It exists. It is called hemp and is grown commercially in many countries including Canada, Japan, Australia, nearly all of Europe, India, China and Chile, yet it is illegal to grow in Thailand. Why is this billion-dollar crop not grown here? One reason: Pressure from Uncle Sam, whose stance on hemp stems from the archaic idea that it is a drug. It is not. It only has minuscule traces of THC. A person could smoke a garbage pail full of hemp and only get a headache.

Recently 22 US states passed legislation to legalise hemp farming. So now, what excuse does Thailand have for depriving its farmers from growing this billion-baht crop like dozens of countries worldwide?
The only excuses for Thai legislators are that they're too busy with political posturing to do any governing; are not aware of the issue (perhaps too busy thinking about their golf scores and mia nois); are stuck in old ways of thinking, and think, wrongly, that hemp is a drug; and are overly influenced by incorrect, 70 year-old US laws that dictate Thai legislation regarding illegal substances.

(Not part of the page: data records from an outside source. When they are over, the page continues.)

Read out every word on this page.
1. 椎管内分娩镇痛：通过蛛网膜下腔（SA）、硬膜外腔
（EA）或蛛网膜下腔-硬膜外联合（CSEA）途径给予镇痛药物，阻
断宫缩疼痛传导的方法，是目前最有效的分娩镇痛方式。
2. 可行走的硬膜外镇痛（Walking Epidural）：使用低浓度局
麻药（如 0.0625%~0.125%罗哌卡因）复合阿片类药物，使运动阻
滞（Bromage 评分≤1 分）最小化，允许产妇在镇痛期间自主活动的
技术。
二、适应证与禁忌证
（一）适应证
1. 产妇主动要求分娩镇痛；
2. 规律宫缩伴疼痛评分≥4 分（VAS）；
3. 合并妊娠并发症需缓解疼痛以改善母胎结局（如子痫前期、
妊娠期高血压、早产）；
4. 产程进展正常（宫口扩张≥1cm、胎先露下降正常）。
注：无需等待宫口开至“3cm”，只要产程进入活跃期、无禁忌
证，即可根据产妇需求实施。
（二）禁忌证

 Thai legislators, it's time to wake up and smell the hemp nut cereal which, by the way, is not only delicious, but is a hundred times more nutritious than the watery rice most Thais eat for breakfast. Give Thai farmers a break, or at least give them an option for making better money on marginal land. Allow Thai farmers to join the worldwide community of farmers who are profiting from hemp.